Including variables in URL, returns error page


I'm trying to access a URL in java using HTMLUnit. The way the website I'm using works is that for search results on the website, it draws the first page of search results initially and then changes to the selected page. What I want to do is access a specific page, say, 21. The URL would have to have a variable appended to it (E.g. http://www.thomsonlocal.com/Electricians/UK/#||25). Using it on my browser gets me the 25th page after the first page loads initially and then a method kicks in. (javascript or JQuery?)

I have tried to encode the URL to escape the vertical bar character but that returns an error page on the site.

page = webClient.getPage("http://www.thomsonlocal.com/Electricians/UK/"+URLEncoder.encode("#||" , "UTF-8")+ 21);

My question is what am I doing wrong here? And is there a way to find out what method is being used which the variables in the URL are passed to?


Solution

  • The part after the # is a URI fragment. It does not obey the same escaping rules as form data which is what URLEncoder.encode() does (which means it does not work for URLs, contrary to popular belief).

    What you want is a URI template here (RFC 6570).

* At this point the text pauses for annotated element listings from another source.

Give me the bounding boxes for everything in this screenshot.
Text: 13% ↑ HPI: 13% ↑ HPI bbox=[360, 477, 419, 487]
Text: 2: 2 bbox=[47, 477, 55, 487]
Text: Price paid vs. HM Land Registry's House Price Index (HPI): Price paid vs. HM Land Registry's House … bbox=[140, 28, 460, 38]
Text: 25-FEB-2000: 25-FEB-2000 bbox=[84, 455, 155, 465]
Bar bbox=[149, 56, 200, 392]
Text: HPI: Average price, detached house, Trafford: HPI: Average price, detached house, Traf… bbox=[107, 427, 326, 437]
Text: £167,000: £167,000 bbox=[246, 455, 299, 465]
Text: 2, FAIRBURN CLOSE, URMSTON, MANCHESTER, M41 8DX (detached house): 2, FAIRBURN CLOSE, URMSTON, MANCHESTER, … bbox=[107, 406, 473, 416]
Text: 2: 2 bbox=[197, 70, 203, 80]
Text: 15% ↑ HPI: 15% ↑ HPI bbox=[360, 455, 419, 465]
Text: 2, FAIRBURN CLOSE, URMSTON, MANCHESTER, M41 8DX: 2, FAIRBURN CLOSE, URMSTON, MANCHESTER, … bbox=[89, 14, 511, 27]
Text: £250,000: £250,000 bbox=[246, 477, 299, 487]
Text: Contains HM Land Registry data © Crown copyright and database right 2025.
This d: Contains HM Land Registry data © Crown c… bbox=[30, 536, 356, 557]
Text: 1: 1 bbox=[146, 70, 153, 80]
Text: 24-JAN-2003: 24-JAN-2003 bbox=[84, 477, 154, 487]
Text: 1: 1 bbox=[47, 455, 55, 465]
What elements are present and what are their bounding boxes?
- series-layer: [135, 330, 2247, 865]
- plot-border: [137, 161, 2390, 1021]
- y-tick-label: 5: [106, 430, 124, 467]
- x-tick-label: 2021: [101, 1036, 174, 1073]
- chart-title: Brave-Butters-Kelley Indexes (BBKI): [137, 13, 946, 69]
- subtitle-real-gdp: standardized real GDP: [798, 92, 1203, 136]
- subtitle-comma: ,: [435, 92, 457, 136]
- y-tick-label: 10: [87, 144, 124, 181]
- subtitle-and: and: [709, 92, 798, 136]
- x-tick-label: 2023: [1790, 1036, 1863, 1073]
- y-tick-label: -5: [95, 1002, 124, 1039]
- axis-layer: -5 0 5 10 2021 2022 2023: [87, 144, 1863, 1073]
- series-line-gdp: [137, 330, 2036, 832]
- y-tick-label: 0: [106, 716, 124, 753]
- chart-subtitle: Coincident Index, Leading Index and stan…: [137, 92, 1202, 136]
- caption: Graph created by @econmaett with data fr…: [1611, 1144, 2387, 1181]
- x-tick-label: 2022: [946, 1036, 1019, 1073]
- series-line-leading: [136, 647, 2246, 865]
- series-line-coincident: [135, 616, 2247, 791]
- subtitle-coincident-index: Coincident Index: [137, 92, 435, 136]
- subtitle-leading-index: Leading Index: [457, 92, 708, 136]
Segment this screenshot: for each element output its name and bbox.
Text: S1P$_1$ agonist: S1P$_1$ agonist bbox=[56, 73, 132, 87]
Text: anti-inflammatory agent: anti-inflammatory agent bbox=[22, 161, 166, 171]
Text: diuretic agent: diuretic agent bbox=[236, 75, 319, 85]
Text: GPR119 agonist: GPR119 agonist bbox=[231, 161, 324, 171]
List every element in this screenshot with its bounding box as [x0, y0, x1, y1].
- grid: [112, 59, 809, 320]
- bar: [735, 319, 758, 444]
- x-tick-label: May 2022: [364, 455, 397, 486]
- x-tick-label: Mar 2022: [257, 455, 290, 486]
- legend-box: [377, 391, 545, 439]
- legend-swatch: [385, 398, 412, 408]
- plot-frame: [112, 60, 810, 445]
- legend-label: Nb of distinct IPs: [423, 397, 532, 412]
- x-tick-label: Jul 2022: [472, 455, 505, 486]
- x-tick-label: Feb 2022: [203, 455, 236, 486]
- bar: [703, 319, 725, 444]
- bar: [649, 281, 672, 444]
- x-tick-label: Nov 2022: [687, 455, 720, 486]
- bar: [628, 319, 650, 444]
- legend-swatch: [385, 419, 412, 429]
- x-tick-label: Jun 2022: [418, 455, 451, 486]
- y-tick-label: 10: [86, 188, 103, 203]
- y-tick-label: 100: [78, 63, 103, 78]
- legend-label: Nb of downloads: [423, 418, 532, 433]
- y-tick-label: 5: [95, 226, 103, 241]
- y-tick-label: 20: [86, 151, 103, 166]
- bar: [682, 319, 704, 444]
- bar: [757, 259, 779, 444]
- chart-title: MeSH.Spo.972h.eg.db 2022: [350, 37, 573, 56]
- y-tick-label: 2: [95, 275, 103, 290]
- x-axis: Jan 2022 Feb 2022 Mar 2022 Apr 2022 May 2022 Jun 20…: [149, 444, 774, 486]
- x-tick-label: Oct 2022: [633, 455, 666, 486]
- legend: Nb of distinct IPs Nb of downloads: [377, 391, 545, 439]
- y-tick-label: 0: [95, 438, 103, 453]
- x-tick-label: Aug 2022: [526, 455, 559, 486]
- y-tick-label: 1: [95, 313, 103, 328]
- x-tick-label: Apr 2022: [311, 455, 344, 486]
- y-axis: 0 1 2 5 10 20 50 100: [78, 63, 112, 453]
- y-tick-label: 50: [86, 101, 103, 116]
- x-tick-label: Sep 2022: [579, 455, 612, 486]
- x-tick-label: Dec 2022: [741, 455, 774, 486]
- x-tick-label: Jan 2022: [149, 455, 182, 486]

Sample using this library:

    public static void main(final String... args)
        throws URITemplateException, MalformedURLException
    {
        final URITemplate template 
            = new URITemplate("http://www.thomsonlocal.com/Electricians/UK/#{+var}");
    
        final VariableMap map = VariableMap.newBuilder()
            .addScalarValue("var", "||25")
            .freeze();
    
        System.out.println(template.toURL(map));
    }
    

    This will (correctly) print:

    http://www.thomsonlocal.com/Electricians/UK/#%7C%7C25
    

    Another solution, though not as flexible, is to use the URI constructor:

    final URI uri = new URI("http", "www.thomsonlocal.com",
        "/Electricians/UK/", "||25");
    
    System.out.println(uri.toURL());
    

    This will also print the correct result.